Exactly. If the curve is built optimally, the noise will be minimal. Now you need to measure the noise level, and see where the signal exceeds the noise.
Earlier, at the beginning of the thread, I posted a picture of one of the curves I used to measure noise. In the evening I will make and post the noise track.
This is the difference between the opening prices of neighbouring bars.
Bar to bar, in terms of its performance, the difference is enormous. There is no point in even comparing the 5-minute with the hour and even less so with the daily.
Do the same analysis with smoothing 1, because you have to measure the noise in one candle and not in 51
And this is what the difference between the smoothing and the closing prices looks like - the proverbial noise.
You can even see by eye that its character is changing all the time.
Your smoothing is in fact a frequency filter. And what you call noise in this situation may simply be the high-frequency (in relation to the smoothing period) component of the signal.
You can try to take a sine wave with a certain period, floating phase and amplitude as a signal model. Apply signal filtering algorithms to it and trade only the signal with a given period.
A more rational approach is retrospective analysis with step-by-step determination of the signal components. It looks schematically like this
- It is initially assumed that the price movement in the future is influenced by several factors, e.g. day of the week, time of day, market condition (up/down trend, flat), important economic financial news, etc. The complexity of the model will depend on the number of influencing factors taken into account.
- We look for the dependence of price movement on each of the factors, which can be reduced to the form "Price vector=F{Factor(n)}". Factors, on the price dependence of which is not observed, are considered insignificant and are not considered further.
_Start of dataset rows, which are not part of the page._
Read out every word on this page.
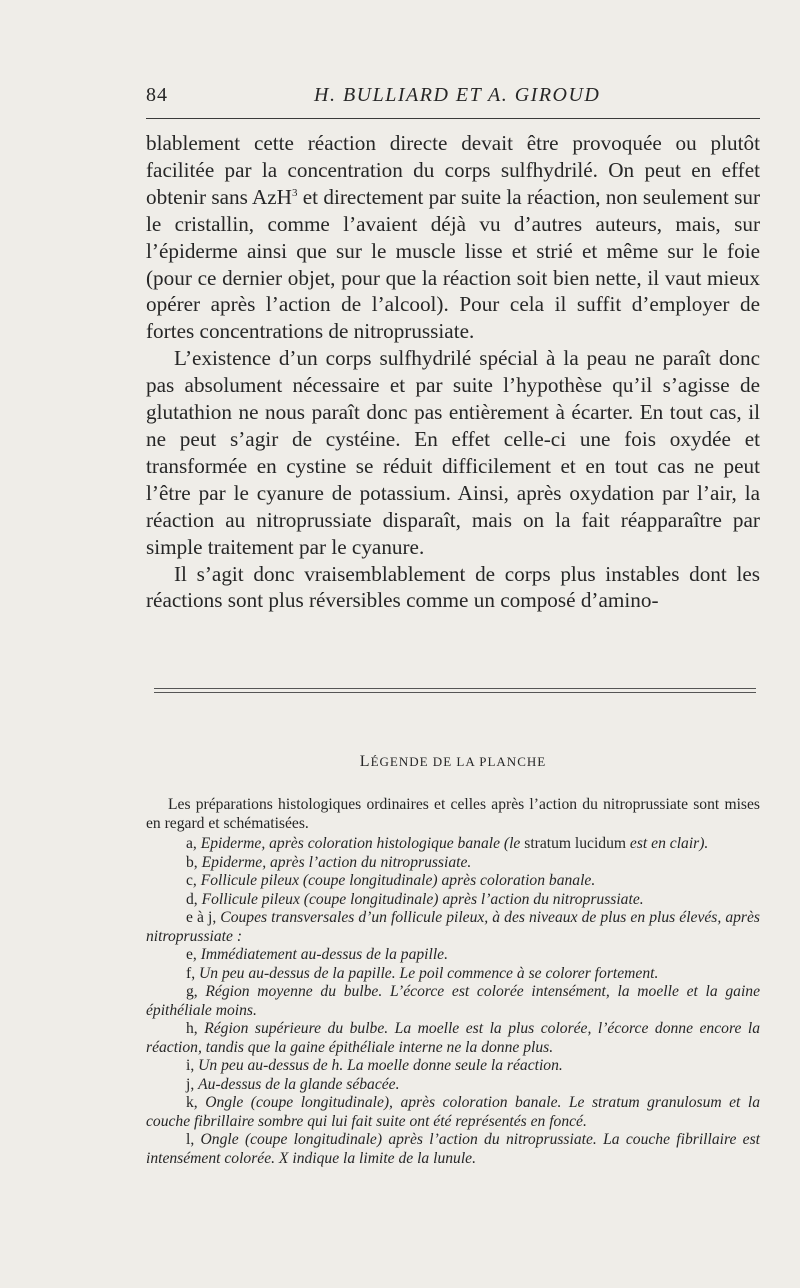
84	H. BULLIARD ET A. GIROUD

blablement cette réaction directe devait être provoquée ou plutôt facilitée par la concentration du corps sulfhydrilé. On peut en effet obtenir sans AzH$^3$ et directement par suite la réaction, non seulement sur le cristallin, comme l’avaient déjà vu d’autres auteurs, mais, sur l’épiderme ainsi que sur le muscle lisse et strié et même sur le foie (pour ce dernier objet, pour que la réaction soit bien nette, il vaut mieux opérer après l’action de l’alcool). Pour cela il suffit d’employer de fortes concentrations de nitroprussiate.

L’existence d’un corps sulfhydrilé spécial à la peau ne paraît donc pas absolument nécessaire et par suite l’hypothèse qu’il s’agisse de glutathion ne nous paraît donc pas entièrement à écarter. En tout cas, il ne peut s’agir de cystéine. En effet celle-ci une fois oxydée et transformée en cystine se réduit difficilement et en tout cas ne peut l’être par le cyanure de potassium. Ainsi, après oxydation par l’air, la réaction au nitroprussiate disparaît, mais on la fait réapparaître par simple traitement par le cyanure.

Il s’agit donc vraisemblablement de corps plus instables dont les réactions sont plus réversibles comme un composé d’amino-

LÉGENDE DE LA PLANCHE

Les préparations histologiques ordinaires et celles après l’action du nitroprussiate sont mises en regard et schématisées.

a, Epiderme, après coloration histologique banale (le stratum lucidum est en clair).

b, Epiderme, après l’action du nitroprussiate.

c, Follicule pileux (coupe longitudinale) après coloration banale.

d, Follicule pileux (coupe longitudinale) après l’action du nitroprussiate.

e à j, Coupes transversales d’un follicule pileux, à des niveaux de plus en plus élevés, après nitroprussiate :

e, Immédiatement au-dessus de la papille.

f, Un peu au-dessus de la papille. Le poil commence à se colorer fortement.

g, Région moyenne du bulbe. L’écorce est colorée intensément, la moelle et la gaine épithéliale moins.

h, Région supérieure du bulbe. La moelle est la plus colorée, l’écorce donne encore la réaction, tandis que la gaine épithéliale interne ne la donne plus.

i, Un peu au-dessus de h. La moelle donne seule la réaction.

j, Au-dessus de la glande sébacée.

k, Ongle (coupe longitudinale), après coloration banale. Le stratum granulosum et la couche fibrillaire sombre qui lui fait suite ont été représentés en foncé.

l, Ongle (coupe longitudinale) après l’action du nitroprussiate. La couche fibrillaire est intensément colorée. X indique la limite de la lunule.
- We sum up the obtained dependencies in the chart and overlay it on the real signal. The obtained difference will be "noise" in our case.
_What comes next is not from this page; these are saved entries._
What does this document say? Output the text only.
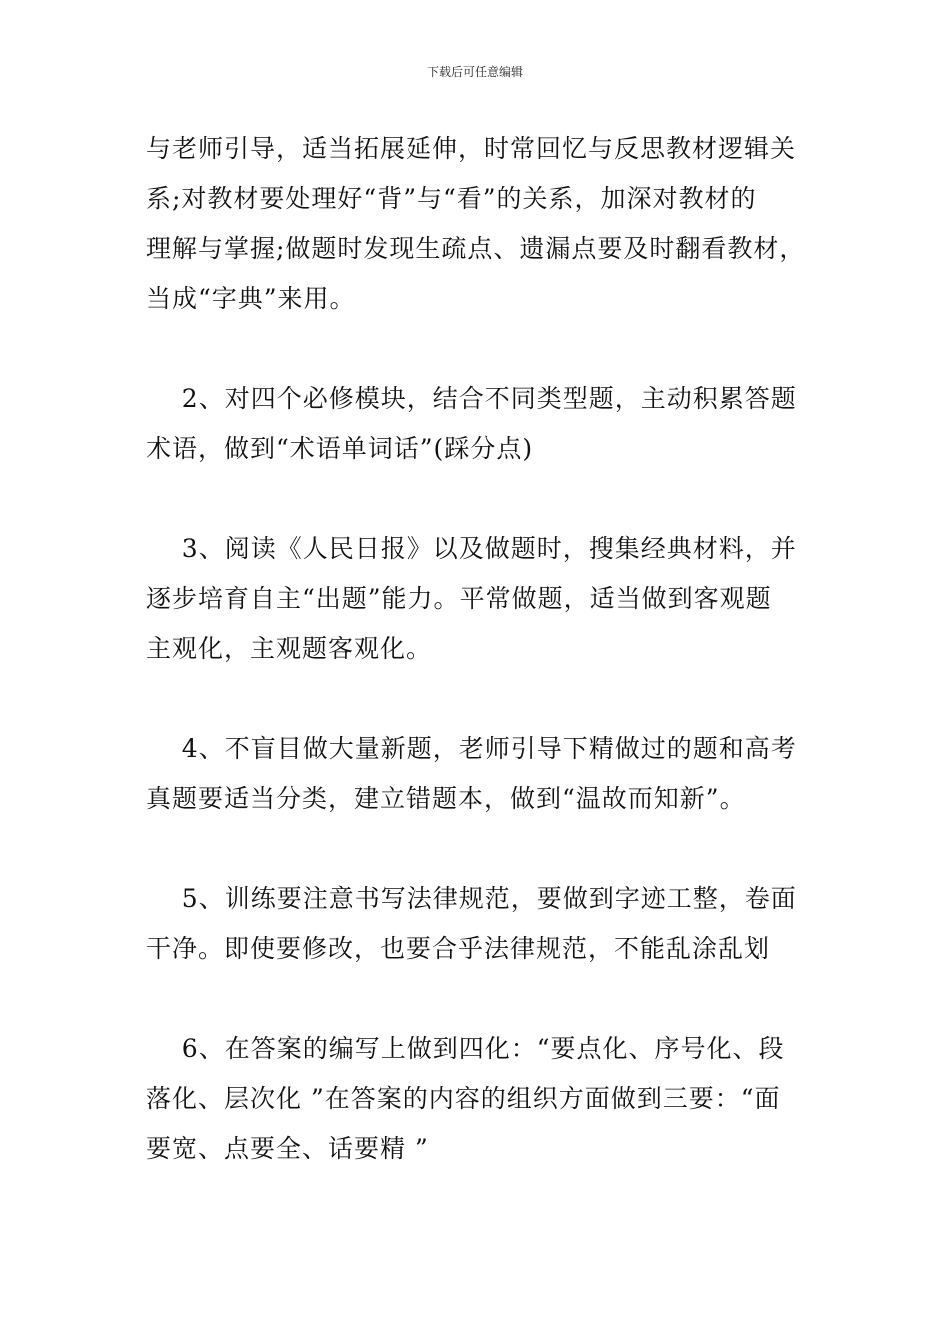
下载后可任意编辑
与老师引导，适当拓展延伸，时常回忆与反思教材逻辑关
系;对教材要处理好“背”与“看”的关系，加深对教材的
理解与掌握;做题时发现生疏点、遗漏点要及时翻看教材，
当成“字典”来用。
2、对四个必修模块，结合不同类型题，主动积累答题
术语，做到“术语单词话”(踩分点)
3、阅读《人民日报》以及做题时，搜集经典材料，并
逐步培育自主“出题”能力。平常做题，适当做到客观题
主观化，主观题客观化。
4、不盲目做大量新题，老师引导下精做过的题和高考
真题要适当分类，建立错题本，做到“温故而知新”。
5、训练要注意书写法律规范，要做到字迹工整，卷面
干净。即使要修改，也要合乎法律规范，不能乱涂乱划
6、在答案的编写上做到四化：“要点化、序号化、段
落化、层次化 ”在答案的内容的组织方面做到三要：“面
要宽、点要全、话要精 ”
But in its essence such "noise" is also a part of the signal, simply because of presence of significant influence factors not considered by us, we will be able to define but cannot predict neither the character of "noise" nor any of its characteristics.
So I don't see the point in measuring noise. But that is my personal opinion and my approach to the subject.
The question itself - how do you measure noise? -- is incorrect, illogical, wrong.
To begin with, it must be understood that the input is a mixture of "signal+noise".
If it was, the question would be: How do you separate the "signal" from the "signal+noise"? When you have solved this problem, identifying the "noise" would not be too difficult.
The problem is solved by methods of adaptive control theory.
For example.
The red line on the top graph is the "signal". The "noise" as such is not marked on the graph because it is not needed, but it is used to calculate the dispersion, in other words, the bandwidth, the propagation tube of the signal.